4. Tell us about your artist picks from the store’s offerings
a) When Nothing Happens: Reframing the Everyday by Ang Song Nian, Aik Beng Chia, Heman Chong, Atelier HOKO, John Clang, Kathy Anne Lim, Liu Yinh and Robert Zhao Renhui
(This title is currently only available at Objectifs’ physical store)*
I like how there are a variety of images and text re-examining the everyday in different contexts from so many artists whose works I love. There is something magical, absurd yet familiar, and sometimes nostalgic about the images as I go through them — they re-examine the everyday situations around us.
I also like how the book is not bound, but also encased in a card format which allows me to rearrange and display them individually as and when I feel like.
b) Mass Production by Darren Soh
I’m intrigued by how Darren captures the in-between state of places as they go through mass transformation within a short length of time. The book features and documents sites that the public usually have no access to such as the Jurong rock caverns, tunnelling work at Downtown Line and construction of the Singapore Hub and Gardens By The Bay. I enjoy the juxtaposition of these images with the nostalgic and familiar iconic buildings of the Singapore public housing complexes.
c) Suddenly the Grass Became Greener by Kevin WY Lee
This is a book that documents the passing of Lee Kuan Yew and how he has shaped the garden city. This is done through a series of photographs collected by the author with essays and input from numerous parties. I feel that the relationship between the urban spaces and the greenery around us also have been uniquely and thoughtfully captured in series – especially the one between the trees and its pruners.
d) Artist As Collector by Comma Space 逗号空间
This book features 50 stories of how an artist comes to collect the works of other fellow artists. Each story is unique and diverse, it is very different from collecting art as a form of investment. Instead, this book offers insight and access to a lot of memories and understanding toward the personal relationship each artist has toward one another in their art journey.
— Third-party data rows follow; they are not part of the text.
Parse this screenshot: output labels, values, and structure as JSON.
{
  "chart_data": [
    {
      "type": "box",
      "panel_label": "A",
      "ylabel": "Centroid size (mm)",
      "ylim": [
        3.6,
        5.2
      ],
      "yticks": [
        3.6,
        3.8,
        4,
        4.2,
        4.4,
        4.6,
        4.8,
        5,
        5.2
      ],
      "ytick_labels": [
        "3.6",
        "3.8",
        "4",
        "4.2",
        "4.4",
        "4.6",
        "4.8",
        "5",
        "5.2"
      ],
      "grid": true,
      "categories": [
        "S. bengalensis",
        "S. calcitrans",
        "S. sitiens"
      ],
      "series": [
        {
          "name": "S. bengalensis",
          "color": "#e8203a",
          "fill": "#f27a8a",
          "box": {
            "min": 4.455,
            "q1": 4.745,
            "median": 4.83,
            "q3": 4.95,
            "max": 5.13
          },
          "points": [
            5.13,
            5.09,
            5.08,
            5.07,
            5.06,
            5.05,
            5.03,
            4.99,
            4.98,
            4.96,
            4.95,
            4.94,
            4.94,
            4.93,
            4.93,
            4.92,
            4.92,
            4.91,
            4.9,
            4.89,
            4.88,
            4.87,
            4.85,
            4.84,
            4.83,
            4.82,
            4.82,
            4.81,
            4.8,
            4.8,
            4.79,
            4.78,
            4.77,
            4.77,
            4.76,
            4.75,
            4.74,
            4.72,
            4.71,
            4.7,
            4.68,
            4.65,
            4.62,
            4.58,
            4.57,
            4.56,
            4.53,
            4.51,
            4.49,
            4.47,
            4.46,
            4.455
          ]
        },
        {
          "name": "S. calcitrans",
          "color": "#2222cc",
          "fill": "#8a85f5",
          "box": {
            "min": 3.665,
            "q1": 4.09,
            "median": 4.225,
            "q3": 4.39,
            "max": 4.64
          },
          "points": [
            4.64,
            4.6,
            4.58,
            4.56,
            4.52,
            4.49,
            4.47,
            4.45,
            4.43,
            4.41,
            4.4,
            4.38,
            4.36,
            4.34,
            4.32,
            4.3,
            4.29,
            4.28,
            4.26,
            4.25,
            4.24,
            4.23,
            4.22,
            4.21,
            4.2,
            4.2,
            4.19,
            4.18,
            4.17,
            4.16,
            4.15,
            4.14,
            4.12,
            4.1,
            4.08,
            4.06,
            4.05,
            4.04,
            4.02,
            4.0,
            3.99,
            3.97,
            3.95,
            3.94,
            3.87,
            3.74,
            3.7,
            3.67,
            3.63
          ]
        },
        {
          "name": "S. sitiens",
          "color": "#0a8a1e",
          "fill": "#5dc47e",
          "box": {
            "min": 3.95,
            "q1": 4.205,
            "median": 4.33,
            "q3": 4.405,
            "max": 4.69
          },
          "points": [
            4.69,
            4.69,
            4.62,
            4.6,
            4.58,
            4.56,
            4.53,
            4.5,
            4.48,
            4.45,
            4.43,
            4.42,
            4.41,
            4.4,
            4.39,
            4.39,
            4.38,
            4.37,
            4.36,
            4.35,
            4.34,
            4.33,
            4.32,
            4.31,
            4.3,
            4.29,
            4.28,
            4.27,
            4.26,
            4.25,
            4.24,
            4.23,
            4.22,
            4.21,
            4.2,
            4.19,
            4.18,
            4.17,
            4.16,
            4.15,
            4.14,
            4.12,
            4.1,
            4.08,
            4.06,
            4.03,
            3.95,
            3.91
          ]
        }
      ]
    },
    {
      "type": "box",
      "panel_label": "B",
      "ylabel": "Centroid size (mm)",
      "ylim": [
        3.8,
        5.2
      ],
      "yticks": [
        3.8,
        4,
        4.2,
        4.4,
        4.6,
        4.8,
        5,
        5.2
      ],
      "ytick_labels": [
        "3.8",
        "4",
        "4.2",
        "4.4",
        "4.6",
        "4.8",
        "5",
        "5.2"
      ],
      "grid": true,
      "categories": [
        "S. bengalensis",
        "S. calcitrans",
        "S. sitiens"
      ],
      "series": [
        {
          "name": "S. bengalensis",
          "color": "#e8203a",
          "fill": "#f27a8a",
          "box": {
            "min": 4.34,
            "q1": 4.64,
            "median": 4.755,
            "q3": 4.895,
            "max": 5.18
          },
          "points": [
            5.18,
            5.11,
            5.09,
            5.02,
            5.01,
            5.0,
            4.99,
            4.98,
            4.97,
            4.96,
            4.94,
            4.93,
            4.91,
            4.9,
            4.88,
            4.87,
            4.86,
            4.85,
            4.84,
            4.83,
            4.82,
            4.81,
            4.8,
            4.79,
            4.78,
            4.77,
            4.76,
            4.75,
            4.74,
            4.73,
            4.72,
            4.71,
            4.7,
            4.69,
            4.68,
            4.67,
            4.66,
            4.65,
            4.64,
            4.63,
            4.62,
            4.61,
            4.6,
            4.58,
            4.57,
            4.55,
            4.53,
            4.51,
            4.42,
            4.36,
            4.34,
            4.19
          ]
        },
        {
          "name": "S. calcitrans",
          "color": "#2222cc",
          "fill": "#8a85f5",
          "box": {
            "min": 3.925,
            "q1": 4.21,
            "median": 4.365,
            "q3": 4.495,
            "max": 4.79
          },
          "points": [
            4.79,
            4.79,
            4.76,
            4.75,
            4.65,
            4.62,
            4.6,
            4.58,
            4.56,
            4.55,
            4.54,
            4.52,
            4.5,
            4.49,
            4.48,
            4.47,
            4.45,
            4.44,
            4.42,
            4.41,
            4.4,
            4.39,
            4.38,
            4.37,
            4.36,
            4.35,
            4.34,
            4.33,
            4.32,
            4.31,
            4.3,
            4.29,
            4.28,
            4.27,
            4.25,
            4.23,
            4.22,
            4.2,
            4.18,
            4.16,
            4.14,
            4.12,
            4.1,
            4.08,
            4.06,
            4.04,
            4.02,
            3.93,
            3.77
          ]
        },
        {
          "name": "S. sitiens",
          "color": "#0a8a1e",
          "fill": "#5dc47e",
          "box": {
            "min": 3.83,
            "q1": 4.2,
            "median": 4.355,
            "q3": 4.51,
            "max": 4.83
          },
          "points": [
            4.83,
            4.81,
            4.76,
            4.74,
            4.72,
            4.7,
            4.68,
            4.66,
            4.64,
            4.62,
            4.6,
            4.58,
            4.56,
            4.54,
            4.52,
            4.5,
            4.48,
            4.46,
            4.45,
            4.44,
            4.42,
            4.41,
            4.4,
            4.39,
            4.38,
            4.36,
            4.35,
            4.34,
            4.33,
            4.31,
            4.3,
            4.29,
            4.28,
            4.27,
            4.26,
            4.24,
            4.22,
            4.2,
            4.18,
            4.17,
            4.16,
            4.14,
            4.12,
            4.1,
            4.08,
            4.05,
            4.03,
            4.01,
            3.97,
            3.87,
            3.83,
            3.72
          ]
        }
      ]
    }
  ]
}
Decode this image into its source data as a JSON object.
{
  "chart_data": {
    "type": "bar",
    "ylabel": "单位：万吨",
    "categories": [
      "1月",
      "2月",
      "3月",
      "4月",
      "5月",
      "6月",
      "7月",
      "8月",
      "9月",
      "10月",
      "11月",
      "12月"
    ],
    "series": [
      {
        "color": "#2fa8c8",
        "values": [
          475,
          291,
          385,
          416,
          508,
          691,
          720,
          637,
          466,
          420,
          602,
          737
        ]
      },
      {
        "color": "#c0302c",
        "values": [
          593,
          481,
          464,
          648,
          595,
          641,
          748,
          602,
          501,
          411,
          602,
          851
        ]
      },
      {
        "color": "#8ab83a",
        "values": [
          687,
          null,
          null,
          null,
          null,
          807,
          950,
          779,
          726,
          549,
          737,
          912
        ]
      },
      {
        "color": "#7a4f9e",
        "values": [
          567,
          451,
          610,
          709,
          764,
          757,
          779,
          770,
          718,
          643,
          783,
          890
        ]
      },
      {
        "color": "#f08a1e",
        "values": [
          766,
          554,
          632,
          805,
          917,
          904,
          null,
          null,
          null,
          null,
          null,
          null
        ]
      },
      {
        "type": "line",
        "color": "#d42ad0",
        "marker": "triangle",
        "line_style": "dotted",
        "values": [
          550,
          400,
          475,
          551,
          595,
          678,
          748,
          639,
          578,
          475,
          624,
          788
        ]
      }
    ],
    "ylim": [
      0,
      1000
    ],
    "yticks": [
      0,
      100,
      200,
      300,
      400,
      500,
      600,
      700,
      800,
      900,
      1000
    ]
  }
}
This book is a catalogue of a group exhibition that was curated by Dr. Wang Ruobing and presented at Gillman Barracks in 2021 by Comma Space 逗号空间.
e) Stroll on the Island by Ray Lim
I love how this book looks fun, just from the cover itself, which is made with an untrimmed polka dotted fabric. There is also a circular die-cut in the middle of the cover, allowing one to take a peek inside the book. The book features daily shots of day-to-day life in Taiwan. The images feel rhythmic, with dynamic movement and pauses that punctuate the city street life.The colours are also pastel toned and dreamy, bringing me to another dimension as I flip through the book.
About the artist
She graduated from LASALLE College of the Arts with a Bachelor Degree in Fine Art (Honours). She was the recipient of the Chan Davies Art Prize 2016, UOB Painting of the Year 2016 – Emerging Artist – Silver, NOISE Singapore Award 2015 and LASALLE Future Leader Scholarship in 2013. She was recently part of 2022 Meta (Facebook) Open Art Commission.
About Site Unseen
Site Unseen is a programme by Objectifs that invites artists and image makers to create site-specific image-based works for spaces outside of a conventional gallery. Through this, it proposes new ways of encountering everyday spaces that have been overlooked.